We have simply forgotten verandahs
Great feeling: If only we had retained such open spaces…
How many of us have seen the ‘mukhamantapa’ of Kerala, ‘balcao’ of Goa, ‘thinnai’ of Tamil Nadu or the ‘jagali katte’ in Karnataka? Undoubtedly, many of us have not only seen them, but also possibly lived in them. They are the traditional living rooms without physical walls, drawing rooms without visual boundaries and simple roofed areas providing adequate shelter. In south India, no built-up room can come closest to ecological living as does semi-open space.
Can sustainable living learn something from these spaces? Of course, there is plenty to follow up. In Auroville, many residents have returned to houses without glass windows and grills. Resorts and cottages are experimenting with large verandahs and perforated walls. Restaurants boast of outdoor dining as their speciality. Air-conditioned software offices are accepting terrace-tiled pavilions as food courts. However, for some unknown reason, urban homes are yet to catch up on this phenomenon.
Mind blocked by modernity
The idea of enclosed spaces evolved as modern architecture advanced. So did all our problems of heat, light, air and cost, in our dusty tropical country with limited construction budgets. Somewhere in this process, the idea of roofs without walls got a negative image as an ordinary village idea, to be neglected. Increased urban living necessitated enclosed security, and no wonder we all have slowly moved indoors.
Incidentally, the British had discovered how well we can live outdoors and took the idea of verandahs to a great order in their bungalow form of houses. We are forgetting living out of verandahs which both our elders and the British did!
In defence, we the architects may quote sit-outs and balconies as common elements in our modern-day designs. Let us take a walk along any typical Bangalore street, and watch the hundreds of balconies, mostly empty, without people.

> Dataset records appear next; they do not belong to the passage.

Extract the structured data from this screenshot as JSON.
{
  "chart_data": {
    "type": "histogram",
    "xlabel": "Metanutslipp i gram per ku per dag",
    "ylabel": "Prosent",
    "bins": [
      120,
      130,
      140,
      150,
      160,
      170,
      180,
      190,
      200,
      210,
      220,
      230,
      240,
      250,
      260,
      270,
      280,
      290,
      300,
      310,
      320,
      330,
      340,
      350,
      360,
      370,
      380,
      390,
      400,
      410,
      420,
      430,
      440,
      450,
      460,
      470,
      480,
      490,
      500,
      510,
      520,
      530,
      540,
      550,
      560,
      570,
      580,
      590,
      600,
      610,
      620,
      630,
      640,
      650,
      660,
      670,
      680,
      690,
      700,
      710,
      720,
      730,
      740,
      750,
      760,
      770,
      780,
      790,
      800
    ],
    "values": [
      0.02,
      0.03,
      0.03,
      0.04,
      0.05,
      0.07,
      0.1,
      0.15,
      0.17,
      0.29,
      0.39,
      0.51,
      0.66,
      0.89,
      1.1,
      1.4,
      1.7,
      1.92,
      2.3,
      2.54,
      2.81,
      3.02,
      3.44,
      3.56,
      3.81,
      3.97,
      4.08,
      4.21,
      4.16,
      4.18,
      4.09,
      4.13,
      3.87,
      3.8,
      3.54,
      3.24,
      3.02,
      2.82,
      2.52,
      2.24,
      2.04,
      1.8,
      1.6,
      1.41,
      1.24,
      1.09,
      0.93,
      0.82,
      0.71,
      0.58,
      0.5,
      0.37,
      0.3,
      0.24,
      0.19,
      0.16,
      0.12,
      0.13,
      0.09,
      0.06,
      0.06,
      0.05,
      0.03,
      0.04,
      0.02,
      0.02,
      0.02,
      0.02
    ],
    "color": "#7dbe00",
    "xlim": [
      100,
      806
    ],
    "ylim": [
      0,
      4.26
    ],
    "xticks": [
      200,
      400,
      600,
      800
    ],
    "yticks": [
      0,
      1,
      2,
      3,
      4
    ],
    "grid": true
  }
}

Balconies are designed more for elevation than for activity. Sit-outs are more private; invisible from the street, but anyone can guess how often they are used. Even when we try to open up a room to the outside, we ensure they are fairly enclosed, citing privacy as the reason. The closely knit city sites are a good excuse to cover up all our failures.
What does all this mean? We may appreciate the way our elders lived outdoors, but we cannot simply replicate that lifestyle in the cities of today. However, the sequence of outdoor to semi-open to enclosed and then finally to the private indoors as an ideal sequence of spaces cannot be denied.
This has cultural meanings, ecological bearings and of course cost implications. Hence, the challenge is to re-invent the idea of living in the semi-open and save on the fully enclosed spaces. The challenge is to manage light, air and cost.